Sickle cell is a lifelong condition caused by a faulty gene that affects how red blood cells develop. These deformed blood cells, which are shaped like sickles, can lock together to block the flow of blood around the body. This can cause intense pain and organ damage, and can be fatal. Sickle cell mainly affects people of African, Caribbean, Middle Eastern, Eastern Mediterranean and Asian origin. People with sickle cell disease are often at an increased risk of contracting serious infections or they could become anaemic. This can cause tiredness and shortness of breath. Some patients have regular blood transfusions, usually every three to four weeks, as a form of treatment for the condition.
The boy who received the treatment had so much internal damage he needed to have his spleen removed and his hips replaced. Every month he had to go into hospital to have a blood transfusion to dilute his defective blood. But when he was thirteen doctors at the Hôpital Necker removed his bone marrow. They then genetically altered it in a lab to compensate for the defect in his DNA that caused the disease. Sickle cell is caused by an error in the instructions for making haemoglobin. A virus was used to infect the bone marrow with new, correct instructions. The corrected bone marrow was then put back into the patient.

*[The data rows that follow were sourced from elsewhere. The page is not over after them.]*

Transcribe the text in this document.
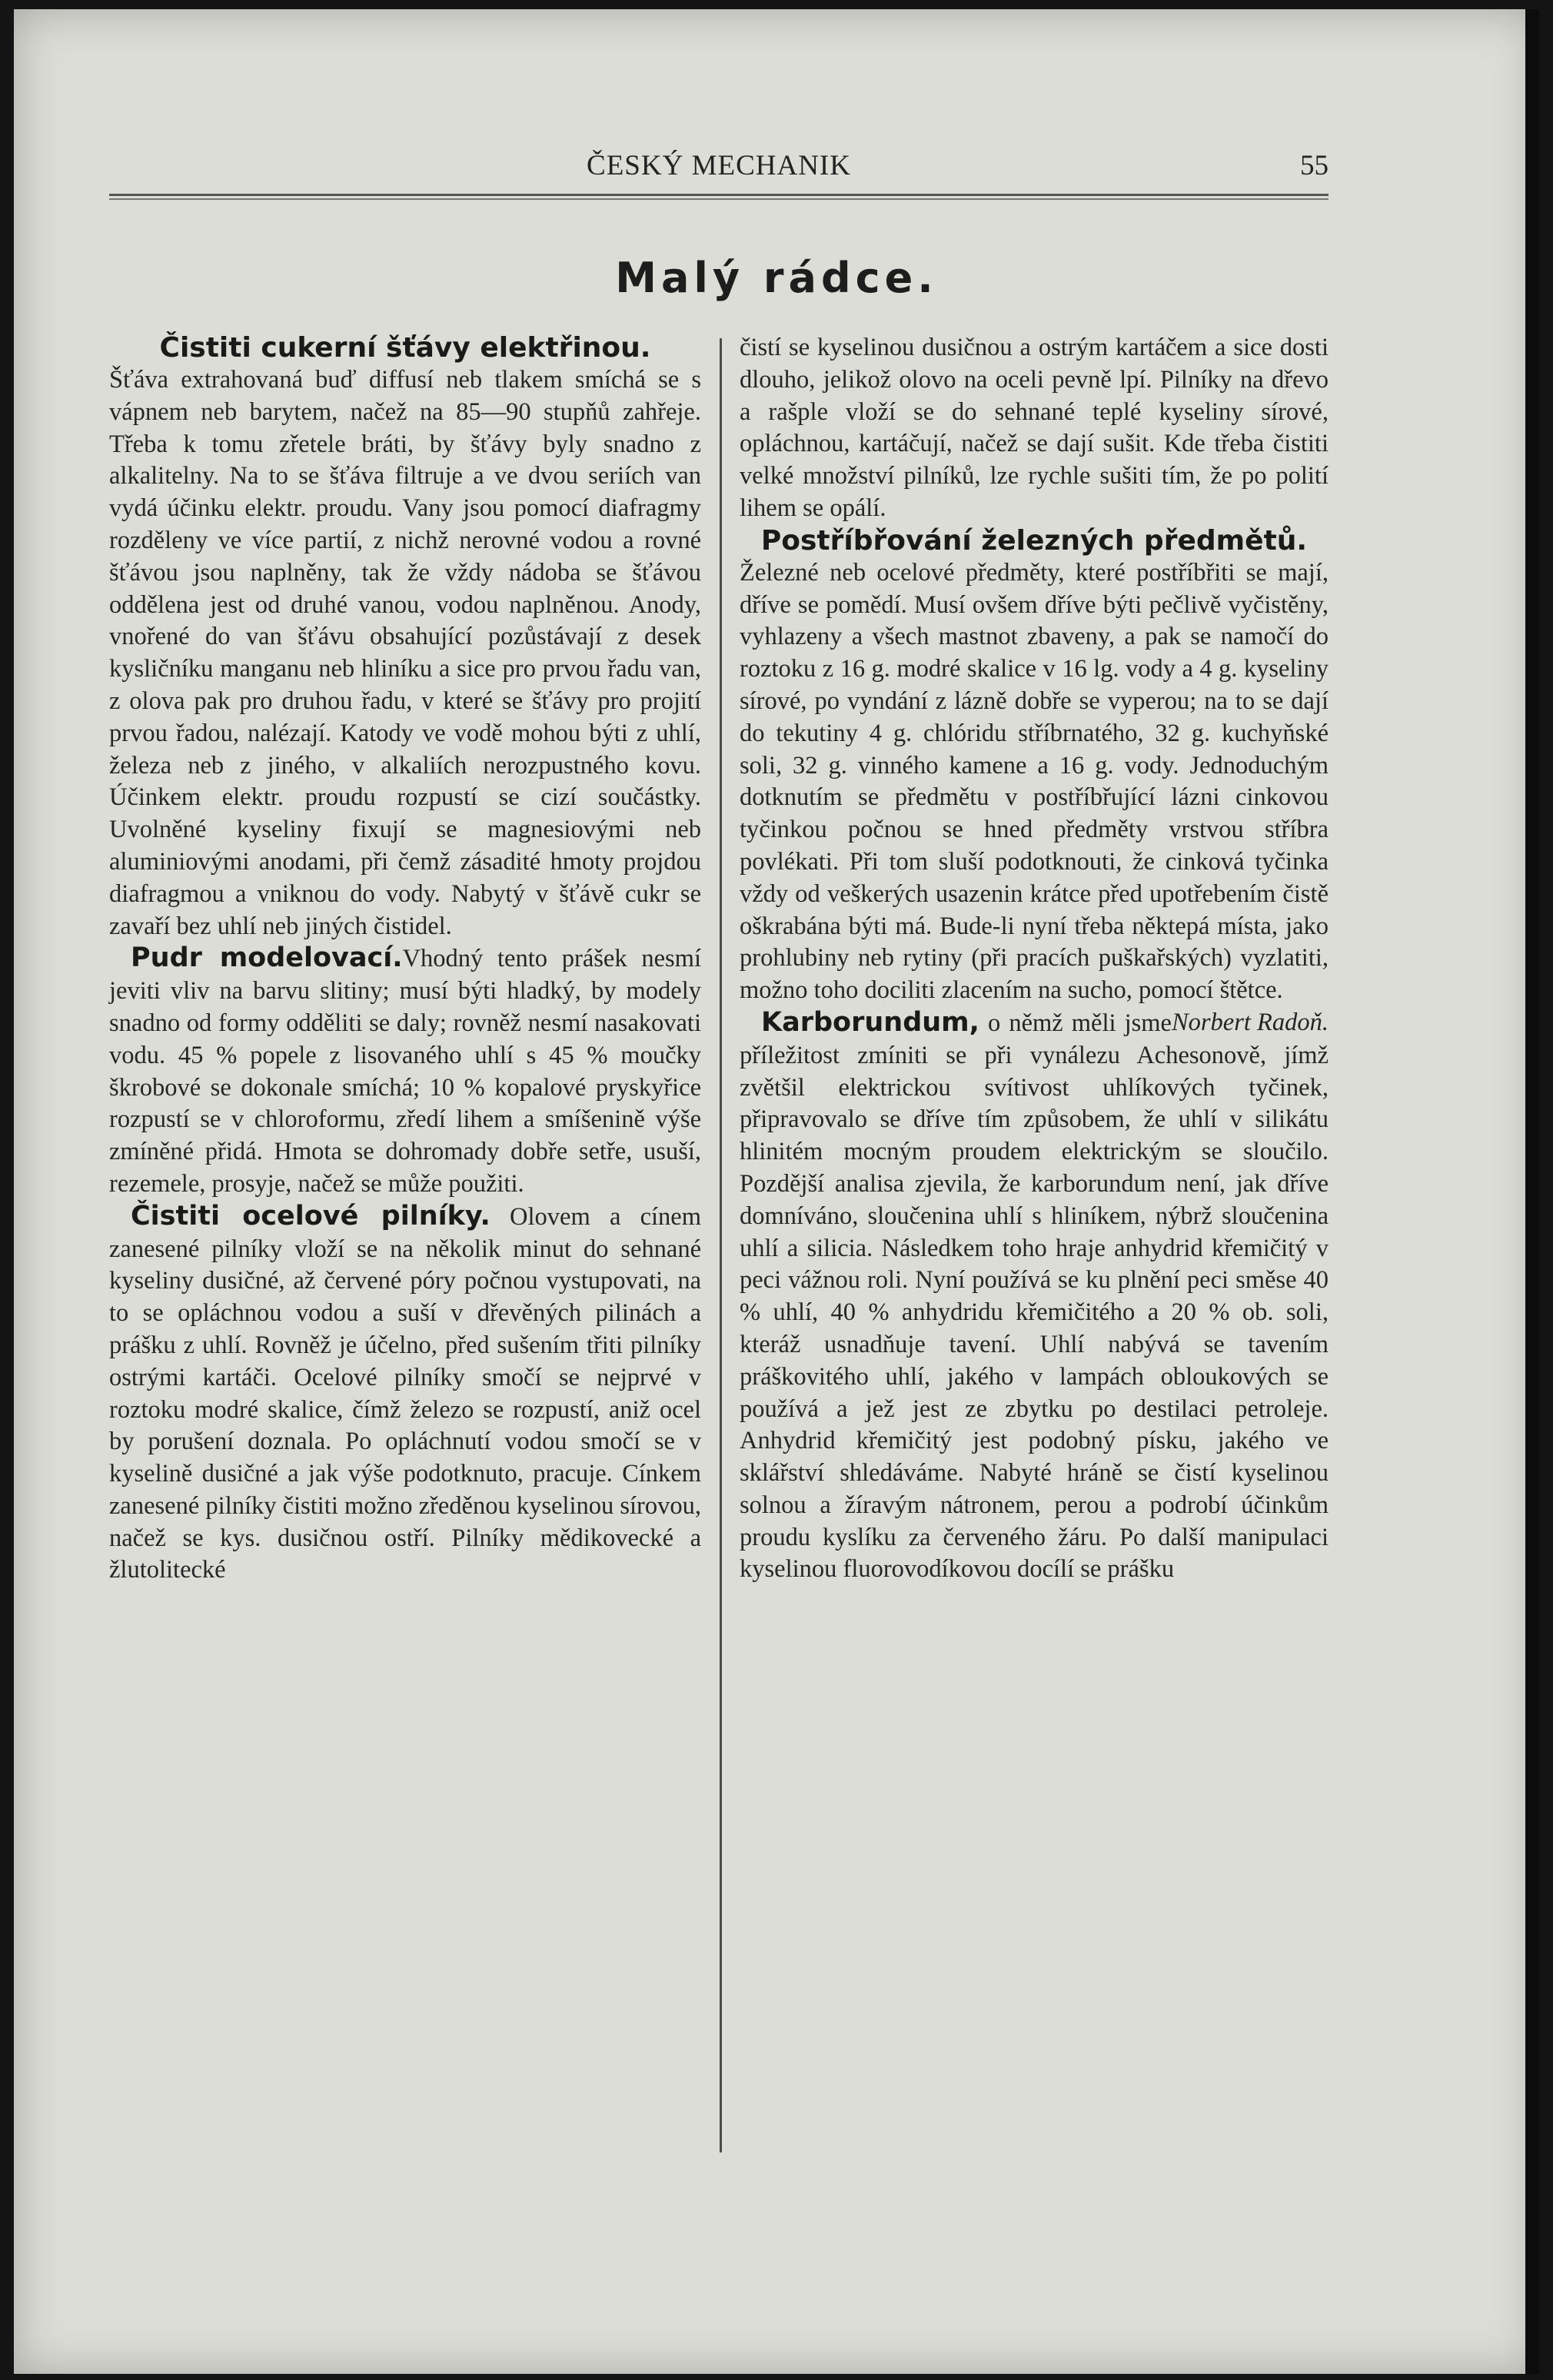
ČESKÝ MECHANIK	55
Malý rádce.
Čistiti cukerní šťávy elektřinou.

Šťáva extrahovaná buď diffusí neb tlakem smíchá se s vápnem neb barytem, načež na 85—90 stupňů zahřeje. Třeba k tomu zřetele bráti, by šťávy byly snadno z alkalitelny. Na to se šťáva filtruje a ve dvou seriích van vydá účinku elektr. proudu. Vany jsou pomocí diafragmy rozděleny ve více partií, z nichž nerovné vodou a rovné šťávou jsou naplněny, tak že vždy nádoba se šťávou oddělena jest od druhé vanou, vodou naplněnou. Anody, vnořené do van šťávu obsahující pozůstávají z desek kysličníku manganu neb hliníku a sice pro prvou řadu van, z olova pak pro druhou řadu, v které se šťávy pro projití prvou řadou, nalézají. Katody ve vodě mohou býti z uhlí, železa neb z jiného, v alkaliích nerozpustného kovu. Účinkem elektr. proudu rozpustí se cizí součástky. Uvolněné kyseliny fixují se magnesiovými neb aluminiovými anodami, při čemž zásadité hmoty projdou diafragmou a vniknou do vody. Nabytý v šťávě cukr se zavaří bez uhlí neb jiných čistidel.

Pudr modelovací.Vhodný tento prášek nesmí jeviti vliv na barvu slitiny; musí býti hladký, by modely snadno od formy odděliti se daly; rovněž nesmí nasakovati vodu. 45 % popele z lisovaného uhlí s 45 % moučky škrobové se dokonale smíchá; 10 % kopalové pryskyřice rozpustí se v chloroformu, zředí lihem a smíšenině výše zmíněné přidá. Hmota se dohromady dobře setře, usuší, rezemele, prosyje, načež se může použiti.

Čistiti ocelové pilníky. Olovem a cínem zanesené pilníky vloží se na několik minut do sehnané kyseliny dusičné, až červené póry počnou vystupovati, na to se opláchnou vodou a suší v dřevěných pilinách a prášku z uhlí. Rovněž je účelno, před sušením třiti pilníky ostrými kartáči. Ocelové pilníky smočí se nejprvé v roztoku modré skalice, čímž železo se rozpustí, aniž ocel by porušení doznala. Po opláchnutí vodou smočí se v kyselině dusičné a jak výše podotknuto, pracuje. Cínkem zanesené pilníky čistiti možno zředěnou kyselinou sírovou, načež se kys. dusičnou ostří. Pilníky mědikovecké a žlutolitecké

čistí se kyselinou dusičnou a ostrým kartáčem a sice dosti dlouho, jelikož olovo na oceli pevně lpí. Pilníky na dřevo a rašple vloží se do sehnané teplé kyseliny sírové, opláchnou, kartáčují, načež se dají sušit. Kde třeba čistiti velké množství pilníků, lze rychle sušiti tím, že po polití lihem se opálí.

Postříbřování železných předmětů.

Železné neb ocelové předměty, které postříbřiti se mají, dříve se pomědí. Musí ovšem dříve býti pečlivě vyčistěny, vyhlazeny a všech mastnot zbaveny, a pak se namočí do roztoku z 16 g. modré skalice v 16 lg. vody a 4 g. kyseliny sírové, po vyndání z lázně dobře se vyperou; na to se dají do tekutiny 4 g. chlóridu stříbrnatého, 32 g. kuchyňské soli, 32 g. vinného kamene a 16 g. vody. Jednoduchým dotknutím se předmětu v postříbřující lázni cinkovou tyčinkou počnou se hned předměty vrstvou stříbra povlékati. Při tom sluší podotknouti, že cinková tyčinka vždy od veškerých usazenin krátce před upotřebením čistě oškrabána býti má. Bude-li nyní třeba něktерá místa, jako prohlubiny neb rytiny (při pracích puškařských) vyzlatiti, možno toho dociliti zlacením na sucho, pomocí štětce.
Norbert Radoň.

Karborundum, o němž měli jsme příležitost zmíniti se při vynálezu Achesonově, jímž zvětšil elektrickou svítivost uhlíkových tyčinek, připravovalo se dříve tím způsobem, že uhlí v silikátu hlinitém mocným proudem elektrickým se sloučilo. Pozdější analisa zjevila, že karborundum není, jak dříve domníváno, sloučenina uhlí s hliníkem, nýbrž sloučenina uhlí a silicia. Následkem toho hraje anhydrid křemičitý v peci vážnou roli. Nyní používá se ku plnění peci směse 40 % uhlí, 40 % anhydridu křemičitého a 20 % ob. soli, kteráž usnadňuje tavení. Uhlí nabývá se tavením práškovitého uhlí, jakého v lampách obloukových se používá a jež jest ze zbytku po destilaci petroleje. Anhydrid křemičitý jest podobný písku, jakého ve sklářství shledáváme. Nabyté hráně se čistí kyselinou solnou a žíravým nátronem, perou a podrobí účinkům proudu kyslíku za červeného žáru. Po další manipulaci kyselinou fluorovodíkovou docílí se prášku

The results in the New England Journal of Medicine showed the boy has been making normal blood since the procedure fifteen months ago.
Philippe Leboulch, a professor of medicine at the University of Paris, said “So far the patient has no sign of the disease, no pain, no hospitalisation. He no longer requires a transfusion so we are quite pleased with that. But of course we need to perform the same therapy in many patients to feel confident that it is robust enough to propose it as a mainstream therapy.” Philippe Leboulch is nervous about using the word “cure” as this is just the first patient to come through clinical trials. But the study does show the potential power of gene therapy to transform the lives of people with sickle cell.
Dr Deborah Gill, from the gene medicine research group at the University of Oxford, said “I think it’s very significant, essential they’ve given him his life back. I’ve worked in gene therapy for a long time and we make small steps and know there’s years more work. But here you have someone who has received gene therapy and has complete clinical remission – that’s a huge step forward.”
However, the expensive procedure can only be carried out in cutting-edge hospitals and laboratories, while most people with sickle cell disease live in Africa.